L'annonce aux militants
Au début, l'atmosphère est au beau fixe. Dans
L'Educateur n°3 (1er nov. 48), Freinet écrit : Un
metteur en scène de talent, J.-P. Le Chanois, avait eu
connaisance, il y a quelques années, de nos
réalisations. Il avait compris tout de suite ce qu'elles
contenaient d'essentiel et de typique; cette
reconsidération profonde de notre éducation, que
nous voyons, nous, sur le plan de la pensée et de la vie de
l'enfant, il l'a conçue, lui, en images. L'idée du
film était née, d'un film qui ferait comprendre au
grand public ce qu'apporteraient de précieux et d'humain
les techniques dont nous avions prouvé la réussite
pédagogique. Le Chanois, metteur en scène, s'est
fait pédagogue. Il a lu nos livres et nos brochures,
médité L'Educateur et surtout les Dits de Mathieu;
il a cherché dans notre aventure pédagogique la
trame du film qu'on est en train de tourner aux environs de Vence
et aux studios de la Victorine à Nice.
Il ne s'agit certes pas du film technique dont nous
étudions et préparons la réalisation
prochaine, mais d'un film pour le grand public, qui doit parler
naturellement un langage différent de celui qui nous est
familier. Nous avons aidé de notre mieux pour que ce film
soit une réussite, c'est-à-dire qu'il fasse sentir
et comprendre aux parents d'élèves les vertus des
conceptions pédagogiques qui constituent un des grands
tournants historiques de l'éducation populaire.
Il ne nous appartient pas de présenter un jugement
prématuré de l'Ïuvre entreprise.

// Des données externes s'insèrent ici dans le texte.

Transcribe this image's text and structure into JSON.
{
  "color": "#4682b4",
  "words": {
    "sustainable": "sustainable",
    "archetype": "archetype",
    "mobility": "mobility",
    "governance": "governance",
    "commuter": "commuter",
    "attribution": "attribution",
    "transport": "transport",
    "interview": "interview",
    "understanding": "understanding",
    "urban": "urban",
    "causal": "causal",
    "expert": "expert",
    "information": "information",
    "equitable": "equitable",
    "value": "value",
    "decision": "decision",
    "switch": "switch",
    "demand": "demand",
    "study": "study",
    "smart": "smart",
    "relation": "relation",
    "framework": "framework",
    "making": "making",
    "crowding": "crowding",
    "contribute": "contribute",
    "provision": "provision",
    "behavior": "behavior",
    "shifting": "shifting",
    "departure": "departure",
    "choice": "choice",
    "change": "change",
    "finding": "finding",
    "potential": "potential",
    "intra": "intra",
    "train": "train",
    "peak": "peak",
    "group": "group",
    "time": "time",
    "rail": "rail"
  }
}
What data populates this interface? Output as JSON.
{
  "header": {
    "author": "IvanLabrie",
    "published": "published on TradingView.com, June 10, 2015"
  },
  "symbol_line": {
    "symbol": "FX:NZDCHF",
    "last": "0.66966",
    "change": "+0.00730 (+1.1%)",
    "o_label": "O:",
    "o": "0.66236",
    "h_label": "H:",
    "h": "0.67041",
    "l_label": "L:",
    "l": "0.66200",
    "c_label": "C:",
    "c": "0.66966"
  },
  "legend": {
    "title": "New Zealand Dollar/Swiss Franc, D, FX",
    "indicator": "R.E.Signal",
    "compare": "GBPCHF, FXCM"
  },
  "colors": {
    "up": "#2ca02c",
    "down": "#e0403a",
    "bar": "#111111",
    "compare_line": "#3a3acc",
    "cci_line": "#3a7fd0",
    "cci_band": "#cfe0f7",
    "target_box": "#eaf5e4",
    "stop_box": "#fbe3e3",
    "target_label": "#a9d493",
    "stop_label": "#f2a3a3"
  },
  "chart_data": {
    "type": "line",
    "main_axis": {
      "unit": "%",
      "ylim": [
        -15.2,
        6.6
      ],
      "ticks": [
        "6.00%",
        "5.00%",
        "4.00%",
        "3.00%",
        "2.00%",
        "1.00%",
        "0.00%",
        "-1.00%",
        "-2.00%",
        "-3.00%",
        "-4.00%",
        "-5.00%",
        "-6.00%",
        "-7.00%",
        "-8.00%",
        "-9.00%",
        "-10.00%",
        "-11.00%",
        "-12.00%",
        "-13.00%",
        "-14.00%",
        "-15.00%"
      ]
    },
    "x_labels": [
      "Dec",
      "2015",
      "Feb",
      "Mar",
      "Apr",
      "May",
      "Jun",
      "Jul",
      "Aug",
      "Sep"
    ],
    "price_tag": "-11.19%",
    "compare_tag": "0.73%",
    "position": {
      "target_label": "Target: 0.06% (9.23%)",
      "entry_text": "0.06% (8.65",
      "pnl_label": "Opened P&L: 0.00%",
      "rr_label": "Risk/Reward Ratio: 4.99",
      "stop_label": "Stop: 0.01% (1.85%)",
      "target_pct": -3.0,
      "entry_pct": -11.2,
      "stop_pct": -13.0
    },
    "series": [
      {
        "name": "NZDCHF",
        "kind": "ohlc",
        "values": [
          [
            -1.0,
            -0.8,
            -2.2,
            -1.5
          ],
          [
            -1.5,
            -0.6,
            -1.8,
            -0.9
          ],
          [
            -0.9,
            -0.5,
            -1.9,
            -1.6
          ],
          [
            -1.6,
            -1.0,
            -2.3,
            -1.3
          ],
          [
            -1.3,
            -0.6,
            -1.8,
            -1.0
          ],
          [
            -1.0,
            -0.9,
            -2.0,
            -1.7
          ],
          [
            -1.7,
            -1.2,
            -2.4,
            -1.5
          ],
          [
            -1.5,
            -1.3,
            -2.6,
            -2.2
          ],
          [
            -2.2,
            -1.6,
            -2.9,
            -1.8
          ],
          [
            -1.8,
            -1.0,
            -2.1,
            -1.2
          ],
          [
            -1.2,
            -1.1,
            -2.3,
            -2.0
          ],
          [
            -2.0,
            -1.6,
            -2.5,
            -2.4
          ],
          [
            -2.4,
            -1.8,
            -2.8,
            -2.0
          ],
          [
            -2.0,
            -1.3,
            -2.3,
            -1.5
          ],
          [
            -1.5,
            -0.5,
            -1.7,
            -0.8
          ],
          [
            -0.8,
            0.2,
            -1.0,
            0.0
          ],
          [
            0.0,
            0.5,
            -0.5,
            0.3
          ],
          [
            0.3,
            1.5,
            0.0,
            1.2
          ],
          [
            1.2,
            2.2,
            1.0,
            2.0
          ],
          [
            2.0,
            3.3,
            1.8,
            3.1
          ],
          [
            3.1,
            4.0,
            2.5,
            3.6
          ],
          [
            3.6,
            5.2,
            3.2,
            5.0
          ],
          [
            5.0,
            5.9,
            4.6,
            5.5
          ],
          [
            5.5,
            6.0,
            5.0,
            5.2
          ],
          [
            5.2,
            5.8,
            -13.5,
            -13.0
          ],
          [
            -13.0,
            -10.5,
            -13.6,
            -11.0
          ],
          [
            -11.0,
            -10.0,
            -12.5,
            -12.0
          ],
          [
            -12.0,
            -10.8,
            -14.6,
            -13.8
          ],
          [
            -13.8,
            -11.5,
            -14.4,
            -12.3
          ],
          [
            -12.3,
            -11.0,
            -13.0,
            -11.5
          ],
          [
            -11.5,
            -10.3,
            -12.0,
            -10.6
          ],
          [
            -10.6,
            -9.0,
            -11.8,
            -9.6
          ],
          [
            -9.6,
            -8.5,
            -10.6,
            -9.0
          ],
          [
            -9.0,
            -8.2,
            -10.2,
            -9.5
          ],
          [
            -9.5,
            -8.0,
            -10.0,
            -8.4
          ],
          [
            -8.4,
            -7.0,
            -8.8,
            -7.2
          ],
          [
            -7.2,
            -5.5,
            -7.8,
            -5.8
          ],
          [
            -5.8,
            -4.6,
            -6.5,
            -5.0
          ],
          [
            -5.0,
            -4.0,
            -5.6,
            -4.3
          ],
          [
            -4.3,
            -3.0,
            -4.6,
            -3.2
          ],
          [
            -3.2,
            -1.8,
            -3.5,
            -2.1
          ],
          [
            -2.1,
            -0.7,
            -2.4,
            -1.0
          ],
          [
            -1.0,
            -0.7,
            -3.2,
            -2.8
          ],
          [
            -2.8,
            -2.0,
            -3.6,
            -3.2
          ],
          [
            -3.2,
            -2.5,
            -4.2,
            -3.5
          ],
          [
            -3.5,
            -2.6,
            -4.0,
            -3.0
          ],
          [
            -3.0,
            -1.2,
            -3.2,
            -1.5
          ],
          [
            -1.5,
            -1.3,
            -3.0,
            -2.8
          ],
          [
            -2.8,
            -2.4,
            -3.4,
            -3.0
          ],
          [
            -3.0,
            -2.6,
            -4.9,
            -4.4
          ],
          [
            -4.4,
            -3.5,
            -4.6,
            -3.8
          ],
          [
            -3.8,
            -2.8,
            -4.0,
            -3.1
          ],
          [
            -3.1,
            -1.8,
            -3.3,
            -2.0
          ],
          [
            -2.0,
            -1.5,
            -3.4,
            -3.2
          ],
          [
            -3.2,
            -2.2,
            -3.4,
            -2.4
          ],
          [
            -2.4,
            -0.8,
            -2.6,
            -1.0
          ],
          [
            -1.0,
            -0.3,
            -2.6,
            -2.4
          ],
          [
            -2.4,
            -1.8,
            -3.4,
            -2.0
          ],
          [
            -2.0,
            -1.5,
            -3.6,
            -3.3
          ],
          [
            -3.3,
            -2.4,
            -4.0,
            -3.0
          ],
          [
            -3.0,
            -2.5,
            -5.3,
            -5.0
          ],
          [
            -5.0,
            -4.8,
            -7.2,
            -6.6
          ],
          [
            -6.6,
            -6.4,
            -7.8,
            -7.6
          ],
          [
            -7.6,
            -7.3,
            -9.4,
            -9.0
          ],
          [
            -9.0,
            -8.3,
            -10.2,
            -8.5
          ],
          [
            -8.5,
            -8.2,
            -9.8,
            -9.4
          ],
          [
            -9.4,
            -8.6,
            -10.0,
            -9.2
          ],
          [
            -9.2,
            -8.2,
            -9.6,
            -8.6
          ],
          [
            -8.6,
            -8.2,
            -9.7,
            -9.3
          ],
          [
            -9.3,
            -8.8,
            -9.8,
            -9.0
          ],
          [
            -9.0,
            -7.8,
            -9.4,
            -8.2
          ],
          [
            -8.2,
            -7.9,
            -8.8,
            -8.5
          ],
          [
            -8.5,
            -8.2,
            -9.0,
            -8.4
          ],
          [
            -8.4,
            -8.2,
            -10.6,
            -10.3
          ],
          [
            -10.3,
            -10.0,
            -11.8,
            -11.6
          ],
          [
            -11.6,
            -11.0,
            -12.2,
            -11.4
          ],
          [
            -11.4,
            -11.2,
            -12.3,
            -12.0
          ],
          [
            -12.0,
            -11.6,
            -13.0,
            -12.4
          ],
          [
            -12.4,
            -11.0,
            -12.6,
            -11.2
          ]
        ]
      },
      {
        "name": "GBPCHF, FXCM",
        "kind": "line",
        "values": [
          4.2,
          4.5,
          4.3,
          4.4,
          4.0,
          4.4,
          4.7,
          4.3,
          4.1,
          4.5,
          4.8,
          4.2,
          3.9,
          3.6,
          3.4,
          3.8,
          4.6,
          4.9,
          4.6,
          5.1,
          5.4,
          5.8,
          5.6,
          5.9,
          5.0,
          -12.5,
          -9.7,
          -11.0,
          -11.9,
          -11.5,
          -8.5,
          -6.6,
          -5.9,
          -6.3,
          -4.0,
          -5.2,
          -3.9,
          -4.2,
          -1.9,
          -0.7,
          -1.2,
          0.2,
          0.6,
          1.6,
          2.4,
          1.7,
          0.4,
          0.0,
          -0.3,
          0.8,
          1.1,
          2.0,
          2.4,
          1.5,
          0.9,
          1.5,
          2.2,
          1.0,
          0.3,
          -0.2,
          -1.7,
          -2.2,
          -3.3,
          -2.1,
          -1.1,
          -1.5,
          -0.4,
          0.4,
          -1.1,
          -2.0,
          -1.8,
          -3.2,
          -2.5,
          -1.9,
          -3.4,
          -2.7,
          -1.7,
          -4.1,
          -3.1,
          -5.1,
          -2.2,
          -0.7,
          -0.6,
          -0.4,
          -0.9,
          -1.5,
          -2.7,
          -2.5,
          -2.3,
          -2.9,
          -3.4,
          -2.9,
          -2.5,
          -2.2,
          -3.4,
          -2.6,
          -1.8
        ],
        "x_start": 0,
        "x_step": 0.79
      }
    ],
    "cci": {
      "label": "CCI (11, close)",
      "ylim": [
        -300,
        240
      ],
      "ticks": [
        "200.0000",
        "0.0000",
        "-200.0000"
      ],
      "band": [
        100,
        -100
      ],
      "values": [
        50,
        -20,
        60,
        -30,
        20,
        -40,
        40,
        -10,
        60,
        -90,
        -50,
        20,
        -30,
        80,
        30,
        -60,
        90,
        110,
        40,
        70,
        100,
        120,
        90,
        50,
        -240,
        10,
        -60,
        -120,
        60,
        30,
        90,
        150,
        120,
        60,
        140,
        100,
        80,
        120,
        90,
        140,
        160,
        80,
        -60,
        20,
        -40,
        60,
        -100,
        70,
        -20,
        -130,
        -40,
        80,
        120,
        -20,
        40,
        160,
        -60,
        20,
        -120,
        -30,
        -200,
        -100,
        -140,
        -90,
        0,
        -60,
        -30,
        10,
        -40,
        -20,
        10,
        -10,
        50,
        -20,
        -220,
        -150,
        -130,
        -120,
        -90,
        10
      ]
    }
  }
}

Tout ce que nous
pouvons dire, c'est qu'il a été
réalisé avec ferveur par des hommes qui se sont
donnés profondément à leur Ïuvre, sans autre
souci que de la faire servir à l'éducation du
peuple.
Dans le n° 10 (15 fév. 49), Freinet
prévient à nouveau que ce film n'est point le film
de nos techniques qu'attendent les camarades (...) mais un film
destiné au grand public, que le metteur en scène a
quelque peu romancé naturellement et surtout qu'il a
dû dépouiller, au risque de le voir boycotter, des
éléments essentiels du drame : la
laïcité, la lutte cléricale et la basse
politique réactionnaire. (...) Le metteur en scène
s'est attaché surtout à montrer au public les
avantages psychiques et humains de nos techniques, ce
renouvellement, cette reconsidération de la
pédagogie sur la base des intérêts et des
besoins enfantins. Et il y a, à mon avis, parfaitement
réussi.
L'image de l'instituteur traditionnel dans le film
Quand il voit la version définitive du film, Freinet
est le premier à regretter l'image caricaturale
donnée du vieil instituteur, M. Arnaud, car il craint
qu'elle fasse réagir négativement certains
admirateurs des "hussards de la Troisième
République" alors qu'il veut montrer comment mieux mettre
réaliser leur idéal généreux. Il
rédige un texte où il critique que l'on ait
représenté le vieil instituteur d'une façon
un peu caricaturale et, à certains moments, un tantinet
ridicule. Je sais bien que ce qu'il peut y avoir de forcé
(...) est ensuite racheté par l'attitude courageuse du
vieux maître en face de la coalition anti-laïque, pour
la défense du pédagogue téméraire qui
bouscule la tradition et la routine. (...)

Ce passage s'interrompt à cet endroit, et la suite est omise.